“A bastion of dependable and hideously entertaining Fringe entertainment.”
My first contact with Axis of Awesome involved, like many other teens, me being glued to my computer screen as they rocked the hell out of a 360p feed on youtube. Now, a decade on from their founding, it’s clear that Fringe veterans Jordan Raskopoulos, Lee Naimo and Benny Davis are still soaring like a Birdplane even beyond the glittery lights of the LCD stage.
Whilst this review (as always) will attempt to avoid spoilers on the specific content of the show, let it not be said that the Axis does not begin on a high note. Their song “Elephant in the Room” is a fantastically witty product of self reference, and completely sets the tone for the rest of the show: heartfelt warmth, with a heavy dose of cynicism thrown into the mix. The quality of songs on display is very strong indeed: from rap to Bastille parodies, the musical nouse at play is almost unfalteringly good, save for a few sharp high notes in the group’s (often extremely) surprising vocal range. Davis in particular, despite his unofficial position as comedy whipping boy, continually proves he could go finger-to-finger with the best of them on the keyboard without missing a beat.
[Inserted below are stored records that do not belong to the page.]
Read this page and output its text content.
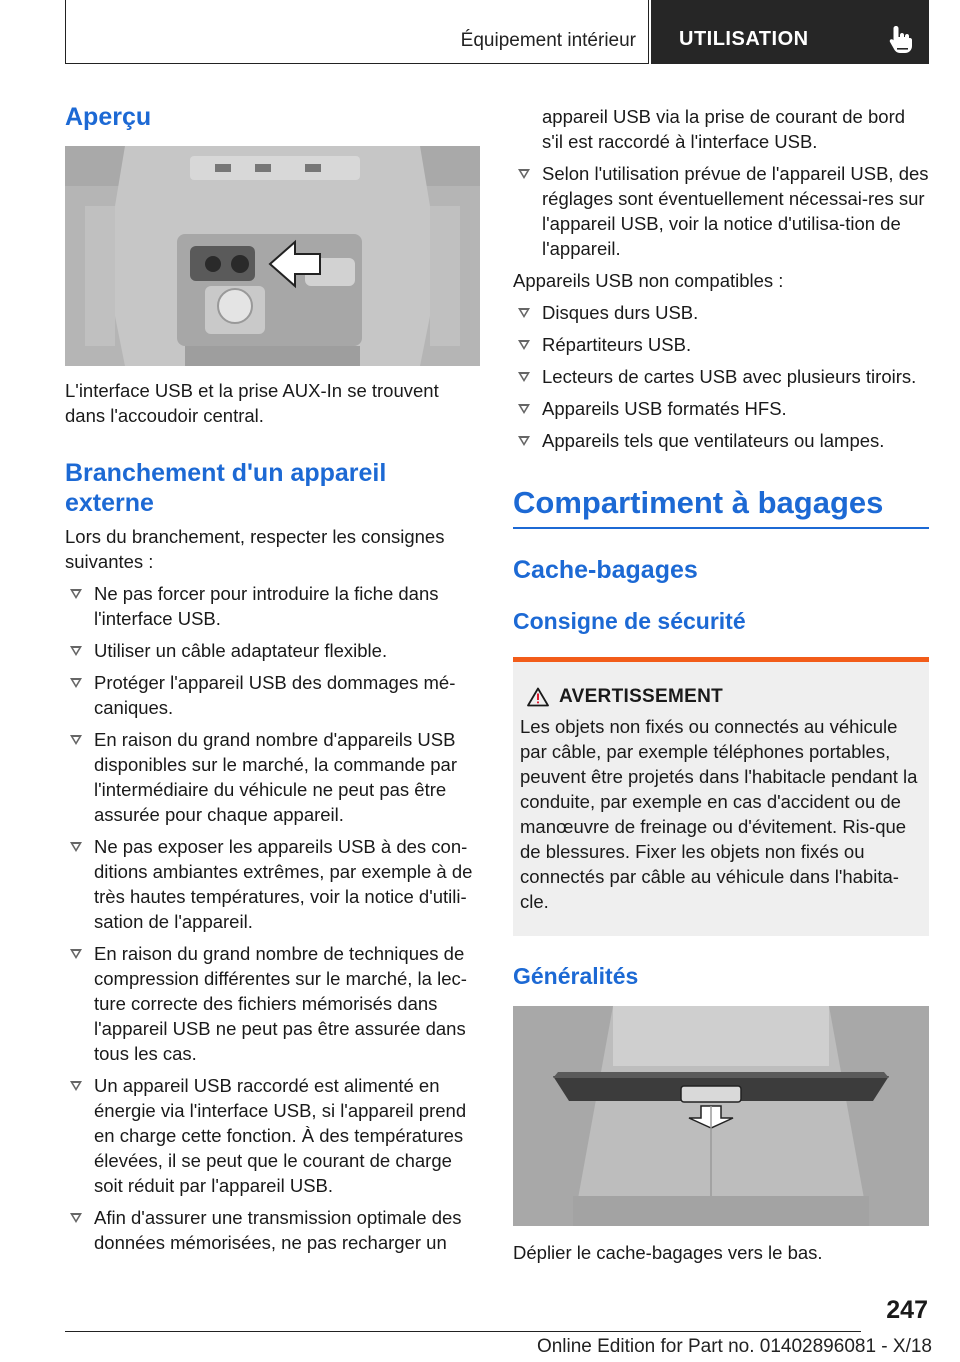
Équipement intérieur UTILISATION
Aperçu

L'interface USB et la prise AUX-In se trouvent dans l'accoudoir central.

Branchement d'un appareil externe

Lors du branchement, respecter les consignes suivantes :

Ne pas forcer pour introduire la fiche dans l'interface USB.
Utiliser un câble adaptateur flexible.
Protéger l'appareil USB des dommages mé-caniques.
En raison du grand nombre d'appareils USB disponibles sur le marché, la commande par l'intermédiaire du véhicule ne peut pas être assurée pour chaque appareil.
Ne pas exposer les appareils USB à des con-ditions ambiantes extrêmes, par exemple à de très hautes températures, voir la notice d'utili-sation de l'appareil.
En raison du grand nombre de techniques de compression différentes sur le marché, la lec-ture correcte des fichiers mémorisés dans l'appareil USB ne peut pas être assurée dans tous les cas.
Un appareil USB raccordé est alimenté en énergie via l'interface USB, si l'appareil prend en charge cette fonction. À des températures élevées, il se peut que le courant de charge soit réduit par l'appareil USB.
Afin d'assurer une transmission optimale des données mémorisées, ne pas recharger un

appareil USB via la prise de courant de bord s'il est raccordé à l'interface USB.

Selon l'utilisation prévue de l'appareil USB, des réglages sont éventuellement nécessai-res sur l'appareil USB, voir la notice d'utilisa-tion de l'appareil.

Appareils USB non compatibles :

Disques durs USB.
Répartiteurs USB.
Lecteurs de cartes USB avec plusieurs tiroirs.
Appareils USB formatés HFS.
Appareils tels que ventilateurs ou lampes.
Compartiment à bagages
Cache-bagages
Consigne de sécurité
AVERTISSEMENT

Les objets non fixés ou connectés au véhicule par câble, par exemple téléphones portables, peuvent être projetés dans l'habitacle pendant la conduite, par exemple en cas d'accident ou de manœuvre de freinage ou d'évitement. Ris-que de blessures. Fixer les objets non fixés ou connectés par câble au véhicule dans l'habita-cle.

Généralités

Déplier le cache-bagages vers le bas.

247
Online Edition for Part no. 01402896081 - X/18
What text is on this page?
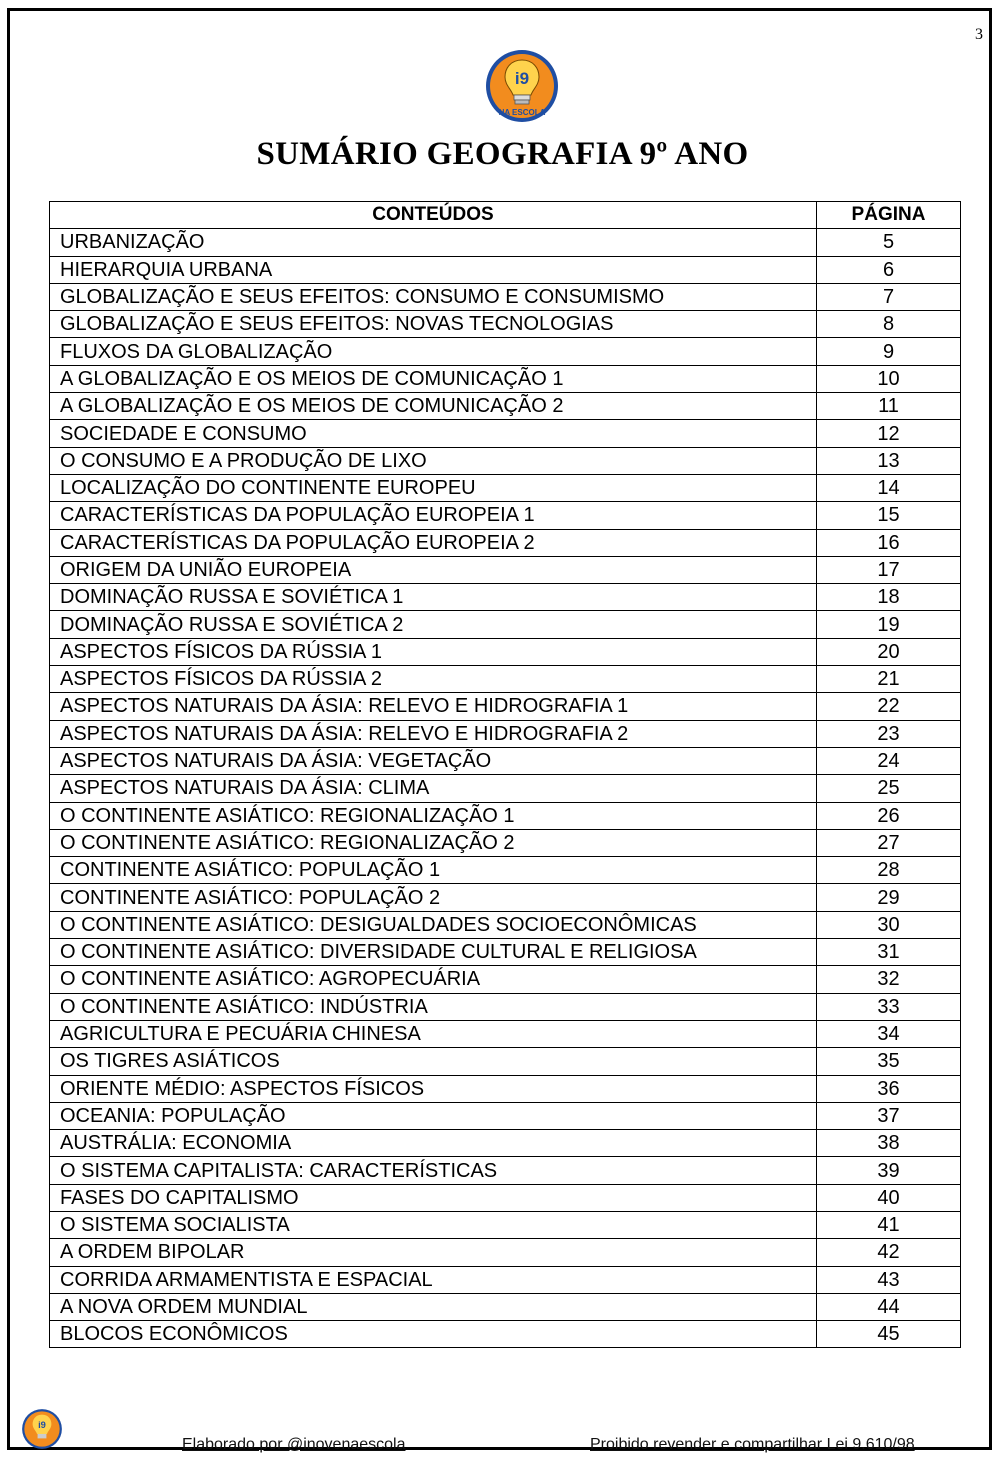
3
i9
NA ESCOLA
SUMÁRIO GEOGRAFIA 9º ANO
CONTEÚDOS	PÁGINA
URBANIZAÇÃO	5
HIERARQUIA URBANA	6
GLOBALIZAÇÃO E SEUS EFEITOS: CONSUMO E CONSUMISMO	7
GLOBALIZAÇÃO E SEUS EFEITOS: NOVAS TECNOLOGIAS	8
FLUXOS DA GLOBALIZAÇÃO	9
A GLOBALIZAÇÃO E OS MEIOS DE COMUNICAÇÃO 1	10
A GLOBALIZAÇÃO E OS MEIOS DE COMUNICAÇÃO 2	11
SOCIEDADE E CONSUMO	12
O CONSUMO E A PRODUÇÃO DE LIXO	13
LOCALIZAÇÃO DO CONTINENTE EUROPEU	14
CARACTERÍSTICAS DA POPULAÇÃO EUROPEIA 1	15
CARACTERÍSTICAS DA POPULAÇÃO EUROPEIA 2	16
ORIGEM DA UNIÃO EUROPEIA	17
DOMINAÇÃO RUSSA E SOVIÉTICA 1	18
DOMINAÇÃO RUSSA E SOVIÉTICA 2	19
ASPECTOS FÍSICOS DA RÚSSIA 1	20
ASPECTOS FÍSICOS DA RÚSSIA 2	21
ASPECTOS NATURAIS DA ÁSIA: RELEVO E HIDROGRAFIA 1	22
ASPECTOS NATURAIS DA ÁSIA: RELEVO E HIDROGRAFIA 2	23
ASPECTOS NATURAIS DA ÁSIA: VEGETAÇÃO	24
ASPECTOS NATURAIS DA ÁSIA: CLIMA	25
O CONTINENTE ASIÁTICO: REGIONALIZAÇÃO 1	26
O CONTINENTE ASIÁTICO: REGIONALIZAÇÃO 2	27
CONTINENTE ASIÁTICO: POPULAÇÃO 1	28
CONTINENTE ASIÁTICO: POPULAÇÃO 2	29
O CONTINENTE ASIÁTICO: DESIGUALDADES SOCIOECONÔMICAS	30
O CONTINENTE ASIÁTICO: DIVERSIDADE CULTURAL E RELIGIOSA	31
O CONTINENTE ASIÁTICO: AGROPECUÁRIA	32
O CONTINENTE ASIÁTICO: INDÚSTRIA	33
AGRICULTURA E PECUÁRIA CHINESA	34
OS TIGRES ASIÁTICOS	35
ORIENTE MÉDIO: ASPECTOS FÍSICOS	36
OCEANIA: POPULAÇÃO	37
AUSTRÁLIA: ECONOMIA	38
O SISTEMA CAPITALISTA: CARACTERÍSTICAS	39
FASES DO CAPITALISMO	40
O SISTEMA SOCIALISTA	41
A ORDEM BIPOLAR	42
CORRIDA ARMAMENTISTA E ESPACIAL	43
A NOVA ORDEM MUNDIAL	44
BLOCOS ECONÔMICOS	45
i9
Elaborado por @inovenaescola	Proibido revender e compartilhar Lei 9.610/98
Between songs, the group’s clearly close dynamic is on full, glorious display. Though some of the skits felt a little low energy as the show warmed up for its final quarter, the inter-Axis fraternity outshines any qualms in terms of pure feel good factor. In an industry where so many horror stories abound of band members who cannot stand one another, bands like this one are increasingly rare. But even more rare, and all the more difficult, is for bands not only to stay friends through the rigours of long term performance; but also to keep that ember of their original intent and feeling alive.
But sat in an audience of hundreds, I might as well have been in my childhood bedroom again, eagerly clicking through links as the screen blinked out into the cathode-tinted night. The same thrill of discovery, the same laughs, and the same joy. And I think this illustrates what exactly makes this trio of modern day troubadours so compelling. It’s not their (considerable) musical skill, lyrics or even stage presence. They’ve gone through many changes over the years (the most obvious being that Lee is now bald), but Axis of Awesome’s greatest asset is that, at their core, they’ve remained wonderfully consistent. This is a show which has a little of everything: comedy, tragedy, horrifying mask props – all wrapped up into a neat bundle by music which will be stuck in your head harder than a sniper shot.
This is a show that proves, despite the ever-changing face of the festival, Axis of Awesome remains a bastion of dependable and hideously entertaining Fringe entertainment.